Masukan nama pengguna
Disclaimer : Pada jaman dahulu kala, cerpen ini pernah dimuat di sebuah website bernama Annida-online. Website itu sekarang telah down, dan saya post di sini hanya untuk menolak hilang. Semoga bermanfaat.
“PLAYBALL!”
Begitulah Ahmad memekik dan aku tahu itu adalah signal bagiku untuk melempar bola. Tapi, kami tidak sedang bermain baseball! Kami sedang bertaruh antara hidup dan mati! Jelas kami tidak berada di lapangan!
Ironisnya, pekikan Ahmad itu mengingatkan aku pada suatu pagi di mana Zack, sepupuku, memekikkan kata yang sama saat melompat keluar di tikungan dan mengayunkan tongkat baseballnya kepada Ahmad. Tongkat itu akan mendarat di dadanya kalau saja bocah Arab itu tidak sempat menghadang dengan kedua lengannya. Tapi memang tak ayal dia terdorong juga, dan terjungkal. Setelah dia terjungkal seperti itu, ritual biasa pun segera berlangsung; kami menendanginya ramai-ramai.
“Pulang ke kampungmu, Teroris! Kau tidak layak di sini!” pekik Zack saat kami berhenti menendanginya. Zack meludah, dan aku yakin dia sebenarnya hendak meludahi muka Ahmad, tapi meleset.
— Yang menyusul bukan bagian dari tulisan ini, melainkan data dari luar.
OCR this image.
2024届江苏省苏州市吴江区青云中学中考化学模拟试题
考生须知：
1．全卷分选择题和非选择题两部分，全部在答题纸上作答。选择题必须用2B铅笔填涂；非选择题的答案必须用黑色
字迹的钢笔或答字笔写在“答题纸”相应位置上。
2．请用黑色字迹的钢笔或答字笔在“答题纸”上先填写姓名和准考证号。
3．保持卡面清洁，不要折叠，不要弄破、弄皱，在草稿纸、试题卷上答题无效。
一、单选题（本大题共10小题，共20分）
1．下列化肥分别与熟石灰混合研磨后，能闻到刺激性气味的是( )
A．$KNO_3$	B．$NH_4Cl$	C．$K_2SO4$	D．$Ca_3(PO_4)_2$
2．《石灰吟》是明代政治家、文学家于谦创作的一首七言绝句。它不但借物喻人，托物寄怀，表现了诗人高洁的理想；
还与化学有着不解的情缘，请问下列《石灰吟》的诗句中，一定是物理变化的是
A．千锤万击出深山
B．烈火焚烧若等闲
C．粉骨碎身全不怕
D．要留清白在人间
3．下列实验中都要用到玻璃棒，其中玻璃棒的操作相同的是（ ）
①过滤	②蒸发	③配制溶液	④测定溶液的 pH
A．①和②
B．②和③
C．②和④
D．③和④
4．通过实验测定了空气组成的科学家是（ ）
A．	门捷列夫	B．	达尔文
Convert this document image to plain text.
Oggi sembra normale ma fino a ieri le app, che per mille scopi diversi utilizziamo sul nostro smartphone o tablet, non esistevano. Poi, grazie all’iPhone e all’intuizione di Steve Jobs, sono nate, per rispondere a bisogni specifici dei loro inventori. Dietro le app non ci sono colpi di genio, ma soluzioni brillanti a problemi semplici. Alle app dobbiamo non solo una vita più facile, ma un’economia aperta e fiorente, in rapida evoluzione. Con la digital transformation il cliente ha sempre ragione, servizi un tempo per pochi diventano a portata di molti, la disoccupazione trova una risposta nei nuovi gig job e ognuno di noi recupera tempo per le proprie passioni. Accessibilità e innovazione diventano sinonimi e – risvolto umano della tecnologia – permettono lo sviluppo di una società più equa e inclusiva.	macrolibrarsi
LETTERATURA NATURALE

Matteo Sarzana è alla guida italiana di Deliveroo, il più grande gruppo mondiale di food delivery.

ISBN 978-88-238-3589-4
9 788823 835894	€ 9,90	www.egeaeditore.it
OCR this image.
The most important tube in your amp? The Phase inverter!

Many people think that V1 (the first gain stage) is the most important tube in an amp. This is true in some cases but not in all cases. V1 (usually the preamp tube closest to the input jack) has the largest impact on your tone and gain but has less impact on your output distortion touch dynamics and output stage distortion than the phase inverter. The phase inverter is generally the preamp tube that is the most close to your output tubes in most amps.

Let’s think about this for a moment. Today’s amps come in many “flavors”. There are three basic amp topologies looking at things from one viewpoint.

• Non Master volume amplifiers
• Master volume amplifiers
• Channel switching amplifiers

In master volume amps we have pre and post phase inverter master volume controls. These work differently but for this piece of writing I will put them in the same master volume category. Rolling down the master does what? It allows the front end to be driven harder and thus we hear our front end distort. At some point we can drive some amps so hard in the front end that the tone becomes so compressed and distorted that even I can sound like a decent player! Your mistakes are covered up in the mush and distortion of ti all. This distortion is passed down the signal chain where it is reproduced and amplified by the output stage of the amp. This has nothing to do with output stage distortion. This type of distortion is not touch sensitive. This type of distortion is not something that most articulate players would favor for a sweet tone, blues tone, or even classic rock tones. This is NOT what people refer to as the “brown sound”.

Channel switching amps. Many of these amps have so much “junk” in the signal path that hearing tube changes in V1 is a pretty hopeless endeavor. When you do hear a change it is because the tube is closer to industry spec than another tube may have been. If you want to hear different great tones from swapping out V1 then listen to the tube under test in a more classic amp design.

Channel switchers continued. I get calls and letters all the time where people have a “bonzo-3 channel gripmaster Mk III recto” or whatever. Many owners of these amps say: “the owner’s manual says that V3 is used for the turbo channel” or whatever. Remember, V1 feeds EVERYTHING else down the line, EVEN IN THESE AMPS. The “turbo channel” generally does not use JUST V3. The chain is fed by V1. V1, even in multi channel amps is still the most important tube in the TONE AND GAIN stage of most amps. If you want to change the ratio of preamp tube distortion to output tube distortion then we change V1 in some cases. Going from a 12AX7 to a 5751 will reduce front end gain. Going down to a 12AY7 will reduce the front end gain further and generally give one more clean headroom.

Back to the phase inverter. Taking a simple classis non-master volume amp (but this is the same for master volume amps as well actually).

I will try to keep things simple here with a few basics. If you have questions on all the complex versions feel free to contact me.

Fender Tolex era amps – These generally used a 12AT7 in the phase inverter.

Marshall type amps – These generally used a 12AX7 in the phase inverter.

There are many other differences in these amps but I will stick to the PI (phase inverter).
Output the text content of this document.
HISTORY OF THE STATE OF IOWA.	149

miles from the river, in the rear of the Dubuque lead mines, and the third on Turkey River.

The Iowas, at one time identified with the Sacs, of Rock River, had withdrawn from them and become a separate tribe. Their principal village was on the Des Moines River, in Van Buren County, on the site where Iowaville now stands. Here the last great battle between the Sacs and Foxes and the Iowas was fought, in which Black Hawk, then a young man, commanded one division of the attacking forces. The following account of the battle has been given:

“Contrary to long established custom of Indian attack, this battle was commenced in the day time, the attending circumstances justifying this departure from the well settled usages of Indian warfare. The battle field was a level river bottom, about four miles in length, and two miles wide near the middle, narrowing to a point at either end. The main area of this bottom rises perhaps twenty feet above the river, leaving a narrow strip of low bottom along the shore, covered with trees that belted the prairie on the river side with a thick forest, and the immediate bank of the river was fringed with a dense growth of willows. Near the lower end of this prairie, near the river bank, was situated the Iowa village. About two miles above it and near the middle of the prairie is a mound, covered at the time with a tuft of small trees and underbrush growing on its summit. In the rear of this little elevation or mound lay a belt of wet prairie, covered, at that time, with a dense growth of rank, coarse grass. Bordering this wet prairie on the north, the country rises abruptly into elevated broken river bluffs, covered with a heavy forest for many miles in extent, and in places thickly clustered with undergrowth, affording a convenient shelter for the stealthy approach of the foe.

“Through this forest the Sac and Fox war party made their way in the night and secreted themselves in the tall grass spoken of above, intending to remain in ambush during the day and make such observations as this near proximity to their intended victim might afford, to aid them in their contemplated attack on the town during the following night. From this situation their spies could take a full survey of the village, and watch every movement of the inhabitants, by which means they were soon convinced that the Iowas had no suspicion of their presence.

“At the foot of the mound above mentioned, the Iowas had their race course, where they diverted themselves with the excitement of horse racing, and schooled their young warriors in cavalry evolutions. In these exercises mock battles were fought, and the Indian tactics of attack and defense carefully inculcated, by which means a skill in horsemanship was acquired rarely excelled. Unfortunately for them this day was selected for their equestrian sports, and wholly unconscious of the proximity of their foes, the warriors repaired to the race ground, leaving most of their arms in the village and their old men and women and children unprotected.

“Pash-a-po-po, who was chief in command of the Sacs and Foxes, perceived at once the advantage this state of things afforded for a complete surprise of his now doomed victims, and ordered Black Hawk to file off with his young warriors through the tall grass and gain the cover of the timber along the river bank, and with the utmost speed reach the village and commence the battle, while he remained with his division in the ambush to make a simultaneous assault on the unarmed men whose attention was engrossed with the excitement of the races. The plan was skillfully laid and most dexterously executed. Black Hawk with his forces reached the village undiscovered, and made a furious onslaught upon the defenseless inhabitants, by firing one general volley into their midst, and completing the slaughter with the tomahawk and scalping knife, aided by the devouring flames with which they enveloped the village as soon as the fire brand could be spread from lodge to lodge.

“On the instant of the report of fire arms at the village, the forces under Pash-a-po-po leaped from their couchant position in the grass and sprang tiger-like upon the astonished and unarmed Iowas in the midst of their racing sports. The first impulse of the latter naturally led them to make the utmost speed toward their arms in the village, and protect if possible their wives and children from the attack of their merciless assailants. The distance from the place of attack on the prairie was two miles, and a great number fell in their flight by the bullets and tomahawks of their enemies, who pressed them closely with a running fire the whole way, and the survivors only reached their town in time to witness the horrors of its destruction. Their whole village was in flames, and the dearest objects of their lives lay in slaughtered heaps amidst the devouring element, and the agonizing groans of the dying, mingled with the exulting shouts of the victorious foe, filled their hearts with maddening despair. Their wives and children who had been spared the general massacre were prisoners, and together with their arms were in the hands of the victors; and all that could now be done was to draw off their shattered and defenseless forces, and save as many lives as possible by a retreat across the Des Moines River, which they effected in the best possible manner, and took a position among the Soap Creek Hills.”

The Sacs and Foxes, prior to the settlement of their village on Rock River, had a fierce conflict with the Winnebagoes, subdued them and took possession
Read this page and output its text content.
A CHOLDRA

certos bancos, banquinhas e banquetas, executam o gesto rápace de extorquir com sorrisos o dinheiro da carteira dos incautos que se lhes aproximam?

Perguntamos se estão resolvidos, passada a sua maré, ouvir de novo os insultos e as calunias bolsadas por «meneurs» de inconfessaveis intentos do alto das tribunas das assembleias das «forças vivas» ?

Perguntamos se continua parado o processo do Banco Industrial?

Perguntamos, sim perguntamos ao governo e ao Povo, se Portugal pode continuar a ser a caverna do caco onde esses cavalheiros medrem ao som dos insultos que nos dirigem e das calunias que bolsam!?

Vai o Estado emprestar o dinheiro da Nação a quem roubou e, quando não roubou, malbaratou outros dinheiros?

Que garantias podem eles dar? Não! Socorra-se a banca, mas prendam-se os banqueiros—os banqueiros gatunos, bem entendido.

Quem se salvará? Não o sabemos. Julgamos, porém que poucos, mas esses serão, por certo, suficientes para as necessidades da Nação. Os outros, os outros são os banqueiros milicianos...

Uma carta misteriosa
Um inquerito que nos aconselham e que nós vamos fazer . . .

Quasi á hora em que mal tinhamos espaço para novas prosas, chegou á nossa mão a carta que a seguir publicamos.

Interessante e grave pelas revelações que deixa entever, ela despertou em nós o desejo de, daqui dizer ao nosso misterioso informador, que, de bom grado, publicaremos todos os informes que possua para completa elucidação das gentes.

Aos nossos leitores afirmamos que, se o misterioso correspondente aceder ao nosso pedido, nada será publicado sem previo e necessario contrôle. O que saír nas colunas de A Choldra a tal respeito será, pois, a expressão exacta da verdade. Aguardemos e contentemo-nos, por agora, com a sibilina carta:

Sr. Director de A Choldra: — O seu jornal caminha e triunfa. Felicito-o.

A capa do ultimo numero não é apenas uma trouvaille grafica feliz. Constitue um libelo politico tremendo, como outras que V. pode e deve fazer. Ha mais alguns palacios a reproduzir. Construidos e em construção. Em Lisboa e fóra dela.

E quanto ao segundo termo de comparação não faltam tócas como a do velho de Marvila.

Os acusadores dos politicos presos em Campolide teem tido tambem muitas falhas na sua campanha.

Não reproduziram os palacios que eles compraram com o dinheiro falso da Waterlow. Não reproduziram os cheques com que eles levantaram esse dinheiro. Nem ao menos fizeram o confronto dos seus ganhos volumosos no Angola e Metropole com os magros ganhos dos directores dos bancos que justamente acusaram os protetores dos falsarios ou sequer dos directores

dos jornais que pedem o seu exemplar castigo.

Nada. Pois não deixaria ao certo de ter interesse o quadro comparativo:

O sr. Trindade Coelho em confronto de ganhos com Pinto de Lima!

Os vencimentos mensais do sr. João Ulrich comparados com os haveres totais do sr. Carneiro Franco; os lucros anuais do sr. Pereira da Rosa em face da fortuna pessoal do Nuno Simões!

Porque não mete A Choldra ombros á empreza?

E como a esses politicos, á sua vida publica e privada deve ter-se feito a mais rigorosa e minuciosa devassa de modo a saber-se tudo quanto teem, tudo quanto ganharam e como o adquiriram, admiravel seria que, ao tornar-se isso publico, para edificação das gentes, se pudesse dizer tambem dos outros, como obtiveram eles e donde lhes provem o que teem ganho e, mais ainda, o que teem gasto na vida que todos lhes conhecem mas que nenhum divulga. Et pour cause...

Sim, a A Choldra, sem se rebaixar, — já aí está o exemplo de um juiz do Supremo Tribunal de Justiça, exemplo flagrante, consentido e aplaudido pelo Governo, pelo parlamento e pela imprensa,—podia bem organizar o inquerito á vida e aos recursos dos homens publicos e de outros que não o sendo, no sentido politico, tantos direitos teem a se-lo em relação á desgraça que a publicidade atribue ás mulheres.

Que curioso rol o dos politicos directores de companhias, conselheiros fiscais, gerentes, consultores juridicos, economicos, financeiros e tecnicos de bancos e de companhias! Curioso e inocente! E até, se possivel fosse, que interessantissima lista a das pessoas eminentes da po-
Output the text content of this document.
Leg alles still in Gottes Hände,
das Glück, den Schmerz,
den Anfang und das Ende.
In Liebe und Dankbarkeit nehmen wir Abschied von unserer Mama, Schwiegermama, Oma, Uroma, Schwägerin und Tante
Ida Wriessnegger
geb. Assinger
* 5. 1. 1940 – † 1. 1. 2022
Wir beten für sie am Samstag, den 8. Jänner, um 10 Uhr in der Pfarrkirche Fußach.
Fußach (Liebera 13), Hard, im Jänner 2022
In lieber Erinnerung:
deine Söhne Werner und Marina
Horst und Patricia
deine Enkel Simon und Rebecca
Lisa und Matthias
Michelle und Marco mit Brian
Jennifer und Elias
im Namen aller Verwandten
Melihat itu aku sempat mendengus. Zack memang punya tangan yang kuat dan akan selalu mencetak home-run, jika dia bisa berhasil memukul bola—aku tekankan JIKA dia berhasil memukul bola. Dia memang kuat, tapi tidak punya daya akurasi. Dia tidak bisa memukul bola dengan tepat. Itulah mengapa Kakek lebih menyukaiku yang berhasil menjadi Pitcher (pelempar) favorit di tim inti Klub Baseball sekolahku.
Meski meringis, Ahmad menyeringai dan berkata, “Kalian juga nggak layak di sini, tanah ini milik orang Cherokee.”
Zack hendak mengayunkan tongkatnya lagi, tapi aku segera menahannya dan menunjuk ke tikungan lain yang agak jauh. Kami melihat moncong Cadillac putih berstrip biru muncul di tikungan itu. Mobilnya Sheriff!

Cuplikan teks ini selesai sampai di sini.